Once, when the post-office clerk emerged from the drug-store, Tessie pulled her hat down until the pin at back tugged viciously in her coil of black hair. That clerk might recognize her, and her folks surely called for mail occasionally. But the clerk never raised his head, as Gyp sauntered along, and it was a relief to make sure that her new and different outfit was a complete disguise. No one would now recognize her as Tessie Wartliz, of Fluffdown Mills.
“I have to get Miss Douglass some daisies. See that lovely field over there! Could we stop long enough for me to gather a bunch?” she asked Frank presently.
“Sure thing!” replied the boy merrily. “I only have to turn in a few more boxes, and then my time’s my own. Sometimes I take my sister Bessie when I come out here, and once mother came. But she wanted to knit. Can you beat that: knitting on a grocery wagon?”
“Oh, folks who like it knit in their sleep, I guess,” replied Tessie, giving the reins to Frank that he might turn safely into the field over the rough little hill at the roadside.
“And say,” went on Frank, “I put a chair in back for ma, and rode along the avenue as innocent as a lamb.

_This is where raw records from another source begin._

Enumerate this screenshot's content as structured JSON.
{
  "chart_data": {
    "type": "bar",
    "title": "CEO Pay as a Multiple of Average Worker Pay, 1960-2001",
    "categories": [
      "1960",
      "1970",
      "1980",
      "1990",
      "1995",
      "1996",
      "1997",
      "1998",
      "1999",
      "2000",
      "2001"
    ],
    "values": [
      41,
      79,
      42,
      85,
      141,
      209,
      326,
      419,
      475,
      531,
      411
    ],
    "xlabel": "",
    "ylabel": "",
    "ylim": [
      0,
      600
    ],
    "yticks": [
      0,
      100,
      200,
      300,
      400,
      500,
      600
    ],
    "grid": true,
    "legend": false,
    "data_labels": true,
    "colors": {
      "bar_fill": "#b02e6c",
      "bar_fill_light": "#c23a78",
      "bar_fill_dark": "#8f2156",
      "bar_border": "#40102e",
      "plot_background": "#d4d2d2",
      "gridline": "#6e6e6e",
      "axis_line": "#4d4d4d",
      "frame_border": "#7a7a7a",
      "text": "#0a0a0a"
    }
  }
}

Of course I was whistling and can you guess what happened?”
“Mother went out the back way?” asked Tessie.
“Surest thing you know. I looks back, and there went ma and her cane-seat chair, doing a regular cake-walk, along the boulevard. Oh, man! What she didn’t say to me!” and Frank shouted a laugh that made Gyp jump clear over the last hillock.
“Best to sit on stationary seats when one goes grocery riding,” commented Tessie. “Now I’ll pick daisies, and you can whistle all you like.”

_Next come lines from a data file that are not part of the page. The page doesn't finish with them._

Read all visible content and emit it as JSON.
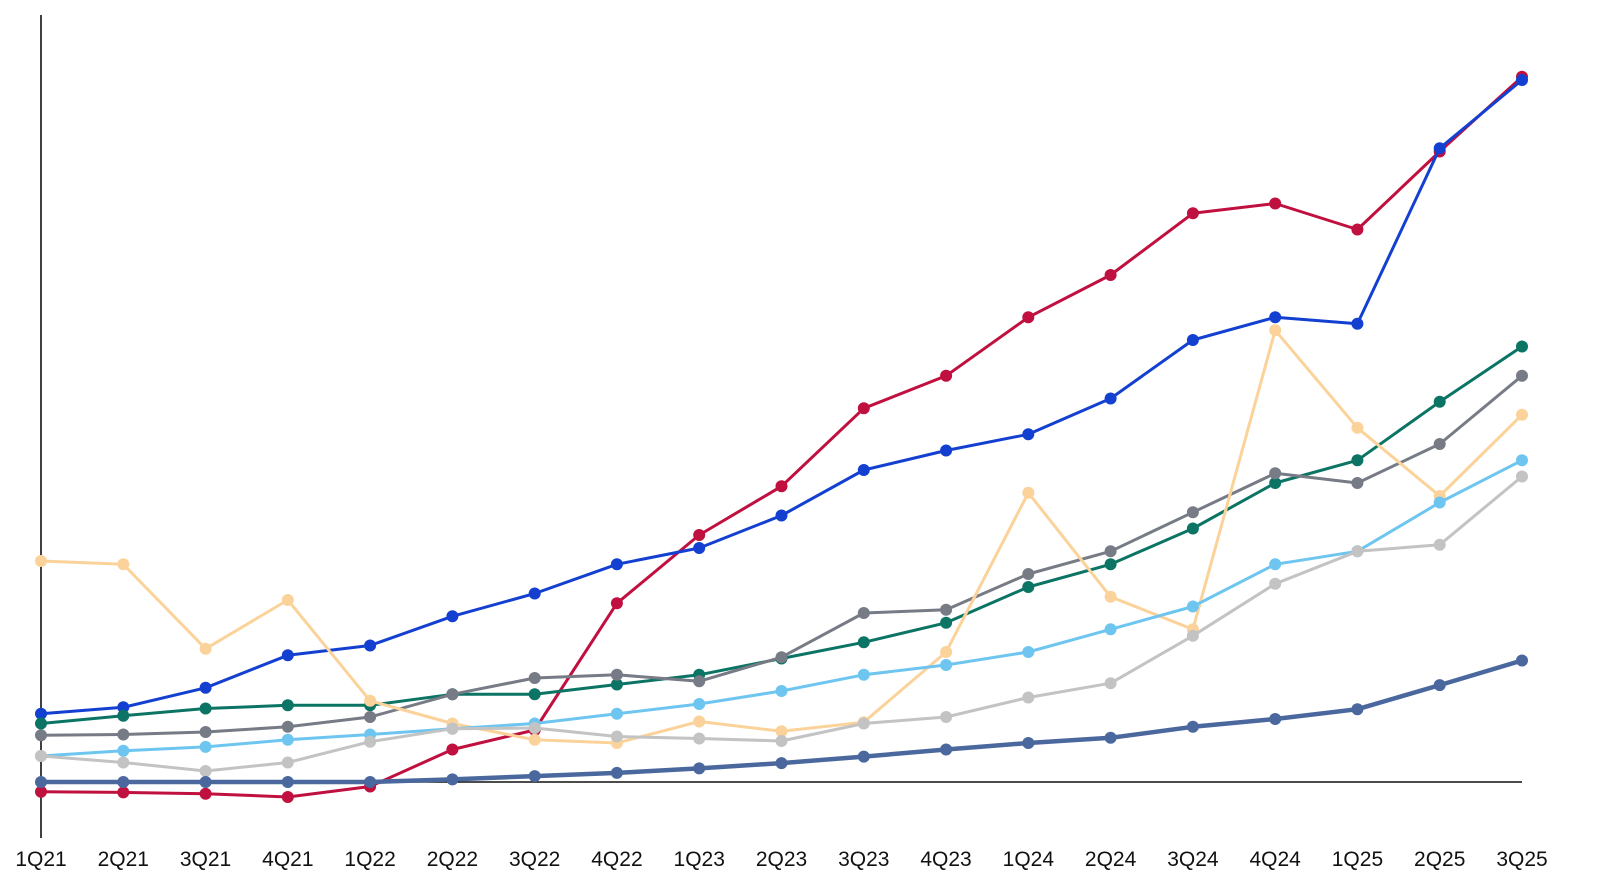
{
  "chart_data": {
    "type": "line",
    "title": "",
    "xlabel": "",
    "ylabel": "",
    "categories": [
      "1Q21",
      "2Q21",
      "3Q21",
      "4Q21",
      "1Q22",
      "2Q22",
      "3Q22",
      "4Q22",
      "1Q23",
      "2Q23",
      "3Q23",
      "4Q23",
      "1Q24",
      "2Q24",
      "3Q24",
      "4Q24",
      "1Q25",
      "2Q25",
      "3Q25"
    ],
    "ylim": [
      -8,
      115
    ],
    "y_ticks_shown": false,
    "grid": false,
    "legend": "none",
    "series": [
      {
        "color": "#c0103f",
        "values": [
          -1.5,
          -1.6,
          -1.8,
          -2.3,
          -0.7,
          5,
          8,
          27.5,
          38,
          45.5,
          57.5,
          62.5,
          71.5,
          78,
          87.5,
          89,
          85,
          97,
          108.5
        ]
      },
      {
        "color": "#1340d0",
        "values": [
          10.5,
          11.5,
          14.5,
          19.5,
          21,
          25.5,
          29,
          33.5,
          36,
          41,
          48,
          51,
          53.5,
          59,
          68,
          71.5,
          70.5,
          97.5,
          108
        ]
      },
      {
        "color": "#0b7464",
        "values": [
          9,
          10.2,
          11.3,
          11.8,
          11.8,
          13.5,
          13.5,
          15,
          16.5,
          19,
          21.5,
          24.5,
          30,
          33.5,
          39,
          46,
          49.5,
          58.5,
          67
        ]
      },
      {
        "color": "#767b85",
        "values": [
          7.2,
          7.3,
          7.7,
          8.5,
          10,
          13.5,
          16,
          16.5,
          15.5,
          19.2,
          26,
          26.5,
          32,
          35.5,
          41.5,
          47.5,
          46,
          52,
          62.5
        ]
      },
      {
        "color": "#fbd39a",
        "values": [
          34,
          33.5,
          20.5,
          28,
          12.5,
          9,
          6.5,
          6,
          9.3,
          7.8,
          9.2,
          20,
          44.5,
          28.5,
          23.5,
          69.5,
          54.5,
          44,
          56.5
        ]
      },
      {
        "color": "#6ec6f0",
        "values": [
          4,
          4.8,
          5.4,
          6.5,
          7.3,
          8.2,
          9,
          10.5,
          12,
          14,
          16.5,
          18,
          20,
          23.5,
          27,
          33.5,
          35.5,
          43,
          49.5
        ]
      },
      {
        "color": "#c3c3c3",
        "values": [
          4,
          3,
          1.7,
          3,
          6.2,
          8.2,
          8.3,
          7,
          6.7,
          6.3,
          9,
          10,
          13,
          15.2,
          22.5,
          30.5,
          35.5,
          36.5,
          47
        ]
      },
      {
        "color": "#4a689e",
        "thick": true,
        "values": [
          0,
          0,
          0,
          0,
          0,
          0.4,
          0.9,
          1.4,
          2.1,
          2.9,
          3.9,
          5,
          6,
          6.8,
          8.5,
          9.7,
          11.2,
          14.9,
          18.7
        ]
      }
    ]
  }
}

“But I’m goin’ to pick,” insisted Frank. “I’ll race you,” and with the boy’s proverbial love of sport, even picking daisies became a novel game.
It took but a short time to fill arms with the plentiful white blossoms, tacked on their green stems with gold buttons, and presently Tessie was ready to embark again, after Frank had deposited both bunches of daisies in an empty box back of the seat.

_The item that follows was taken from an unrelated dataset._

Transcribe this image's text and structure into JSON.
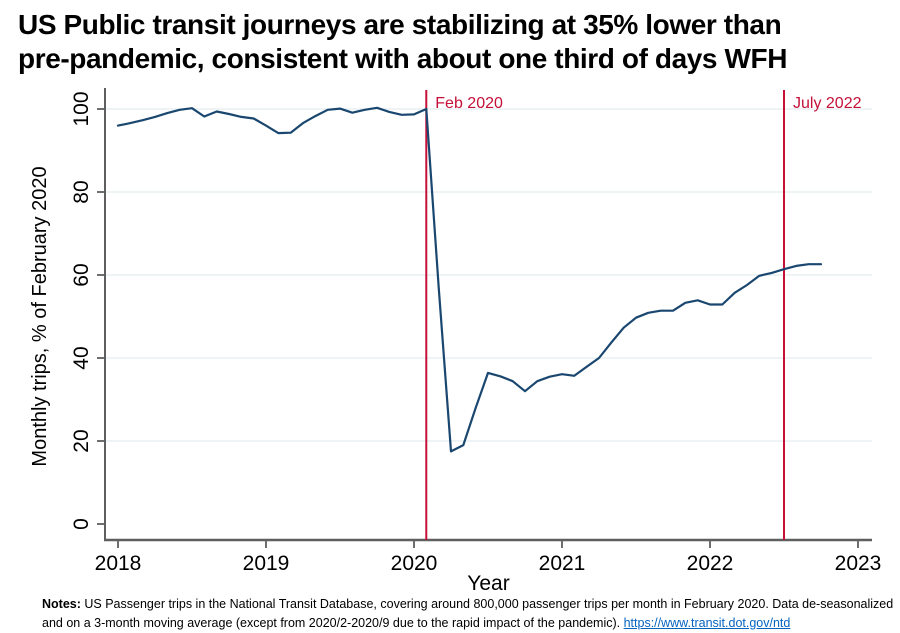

Out on the road once more, Tessie caught sight of a girl she knew well. It was Nettie Paine, who sold spools of crochet cotton in the little fancy shop, and how glad Tessie would be to stop and buy a few spools just now! She could make such a pretty camisole top—but—no, it would be foolish to take such a risk. So she reluctantly turned her head away from the fancy-goods store.
“Now, just one more stop!” Frank announced. “I have to buy some things at the stationers. You hold Gyp in, Stacia. We’re quite near the track, and he doesn’t love the Limited Express.”
But Stacia (or Tessie) allowed the reins to lay loosely in her lap as she watched a girl scout in uniform approach. She was alone and tramped with a sure tread that might have marked her a True Tred had Tessie any knowledge of the troop’s name. “Those girls are everywhere,” she told herself, and then fell to day dreams of girl scout possibilities.